Raffaello isn't eager to talk at first. This is a private sanctuary for Trap, he says. He likes to come in here and when he sits down, he talks with Raffaello about tactics and individual players. We mention a couple of Irish players and Raffaello smiles. He knows them, knows Trapattoni's views and he says a few things that make it clear he knows about Ireland, although he never gives too much away.

The traditional aperitif is Campari and sparkling wine (it is known as the bicycle because you get two drinks -- two wheels) but that is too much for Trap, who will usually have a Campari with bitter orange and talk football, always football, with Raffaello.

Raffaello is a Juventus fan which makes it even easier to talk to Trap, but it would never be difficult. "He will talk to anybody who comes in here and he treats everybody with respect." Raffaello goes to a backroom and he returns carrying a Juventus wallet.
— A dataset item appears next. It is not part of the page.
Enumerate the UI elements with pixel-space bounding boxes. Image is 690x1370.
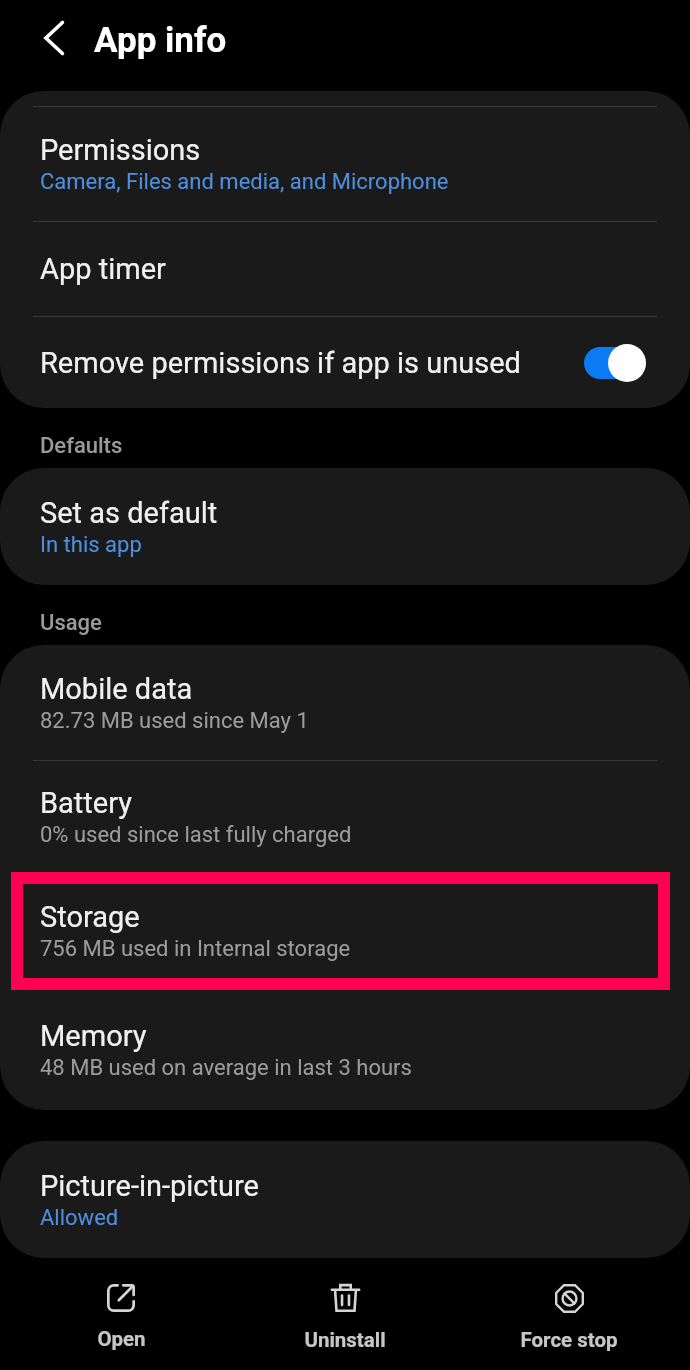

In it is an English £5 note autographed by Trapattoni, a gift to Raffaello's daughter. "He hasn't changed all the time I have known him. He is strong and principled and devoted."

* * * * *

Every week a package arrives at Pasquale Piccolo's Autobatti's garage across the road from Raffaello's. It contains DVDs from the weekend's matches in England and Trapattoni will collect them and take them to an office upstairs to watch them. He was here, too, the day of the play-off draw and was, according to Claudio, one mechanic working in the garage, "depressed for half a day" after he knew Ireland would be playing France.
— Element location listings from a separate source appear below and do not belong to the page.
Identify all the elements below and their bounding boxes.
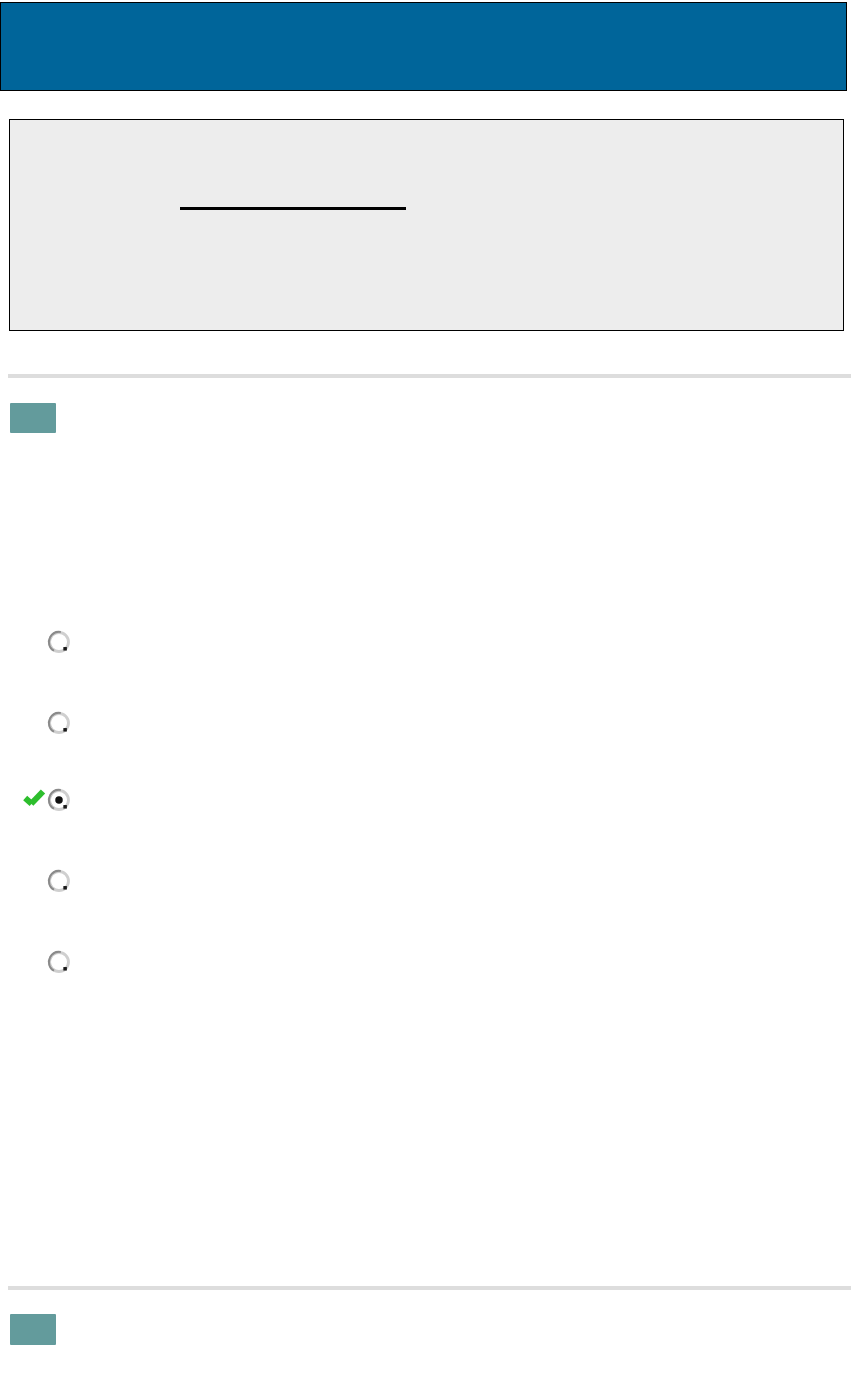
other: Correct answer [24,789,44,807]
button[interactable]: Page banner [0,2,847,91]
button[interactable]: Option 4 [48,870,70,892]
button[interactable]: Option 2 [48,712,70,734]
button[interactable]: Option 5 [48,951,70,973]
button[interactable]: Option 3, selected [48,789,70,811]
button[interactable]: Option 1 [48,631,70,653]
There are lots of garages in Cinisello Balsamo -- the main drag in the industrial quarter, Via Lincoln, has at least 20 -- but it is easy to know you are in the right place. On the desk in the office beside the workshop, there is an FAI media guide and a pennant from an Ireland game hangs from the wall.

He has used this place as a retreat for longer than that. "He is at home here; after difficult moments he can get some tranquillity here," Claudio says.

The FAI came here, Claudio says, to sign the contracts and it is here that Trap conducts interviews as well as watching DVDs.

"He has the same passion now as when he was managing Juventus, Internazionale or the Italian team," Claudio says.

They have seen him through all these times in this garage, the elimination from World Cups and European Championships when Italy looked for answers and scapegoats.

These people, his friends, sheltered him through those storms. Sometimes they look at him and wonder if he will take it easy, unwind but they know the answer, know that the melancholy from a bad result or a bad draw will quickly be replaced by enthusiasm.

"His friends would love to see him a bit calmer but it is impossible," Claudio laughs.

They know now that he will not change. He is stubborn and passionate, loyal and committed to this area and to the philosophy he learned here.

"When he was young he wasn't a super-talented footballer so to get where he was he had to work a lot," says Claudio. "He worked hard when he was a kid and he has passed on that philosophy to his children."

If Alex Ferguson learned about loyalty in Govan, Trapattoni discovered the principles of his life in the hearts of these men. "After the war here, it was very hard and that is the world he grew up in.

"He will always have passion, that is why people love him," Claudio says. "For people to love you, you have to give."

* * * * *

As he travels around Ireland, Trapattoni hasn't stopped giving. There is one more gift he would like to present to the people: If Ireland qualify for the World Cup, he will again have proved that his philosophy is timeless.

On the wall of Mariu's, one newspaper cutting has edged in among the pictures. It is a story from a November 2000 edition of Corriere della Serra when Trapattoni was Italy manager. 'How does one become a Trap?' the headline asks. The answer is there too: 'Work, work and never give up.'

Trapattoni knew the answer long ago and in Cusano Milanino they wouldn't even see the point in asking the question.